Affaire Patrick Bruel : le parquet requiert sa mise en examen et son placement en détention provisoire

L'affaire Patrick Bruel connaît une nouvelle accélération judiciaire. Au terme de 48 heures de garde à vue, le parquet de Nanterre a requis ce mercredi 10 juin la mise en examen du chanteur pour plusieurs faits de viols, tentatives de viols, agressions sexuelles et harcèlement sexuel. Son placement en détention provisoire a également été demandé.
Après deux jours d'audition dans les locaux du premier district de police judiciaire à Paris, Patrick Bruel a été déféré ce mercredi matin 10 juin devant trois juges d'instruction. Le parquet de Nanterre a annoncé avoir requis l'ouverture d'une information judiciaire ainsi que sa mise en examen dans un dossier qui concerne neuf victimes présumées.
Le chanteur de 67 ans est visé par des accusations de viols, tentatives de viols, agressions sexuelles et harcèlement sexuel.

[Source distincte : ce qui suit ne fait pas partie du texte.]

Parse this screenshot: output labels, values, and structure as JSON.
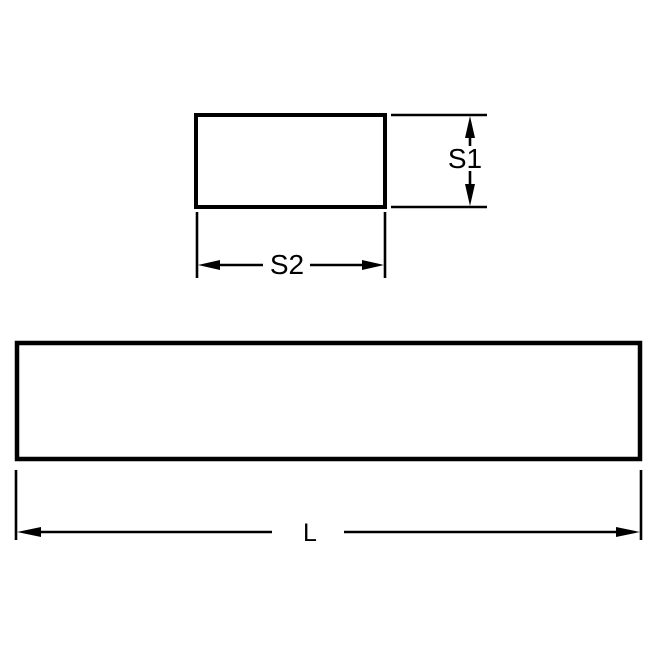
{
  "diagram": {
    "kind": "technical-dimension-drawing",
    "labels": {
      "s1": "S1",
      "s2": "S2",
      "length": "L"
    },
    "colors": {
      "line": "#000000",
      "background": "#ffffff"
    }
  }
}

Les faits retenus par le parquet s'échelonneraient entre 2000 et 2019 et se seraient déroulés en France, en Belgique et en Suisse.
Neuf victimes concernées par les réquisitions du parquet
Selon le communiqué du parquet, les réquisitions portent notamment sur trois viols présumés, deux tentatives de viol, plusieurs agressions sexuelles ainsi que des faits de harcèlement sexuel. Parmi les dossiers examinés figurent des faits qui auraient été commis à Bruxelles, Neuilly-sur-Seine, Dinard, L'Isle-sur-la-Sorgue, Paris, Grenoble, Perpignan, Ajaccio ou encore Nyon.
Le parquet précise que certains faits, initialement classés sans suite mais non prescrits, ont été réexaminés dans le cadre de l'enquête centralisée menée à Nanterre.
Dans le même temps, les magistrats ont requis le placement en détention provisoire de l'artiste, une mesure qui devra être examinée par les juges saisis du dossier.
Une enquête élargie à treize victimes présumées
Depuis lundi, Patrick Bruel était interrogé sur des faits concernant « à ce stade 13 victimes », selon les précédentes déclarations du parquet. L'enquête centralise plusieurs procédures ouvertes au fil des années, notamment après des plaintes déposées en France et en Belgique.
Les investigations portent sur des accusations remontant parfois à plus de vingt ans. Plusieurs nouvelles plaintes ont également été déposées ces derniers mois, venant étoffer un dossier déjà conséquent.
L'artiste, qui conteste l'ensemble des accusations, avait été convoqué depuis plusieurs semaines pour cette garde à vue. Par la voix de ses avocats, il avait indiqué être à la disposition de la justice afin de répondre aux questions des enquêteurs et démontrer son innocence.
L'ouverture d'une information judiciaire marque une nouvelle étape dans cette affaire. Les trois juges d'instruction désormais saisis devront examiner les éléments réunis par les enquêteurs et décider des suites à donner aux réquisitions du parquet.
Ils pourront notamment choisir de suivre ou non les demandes de mise en examen et de détention provisoire formulées ce mercredi matin.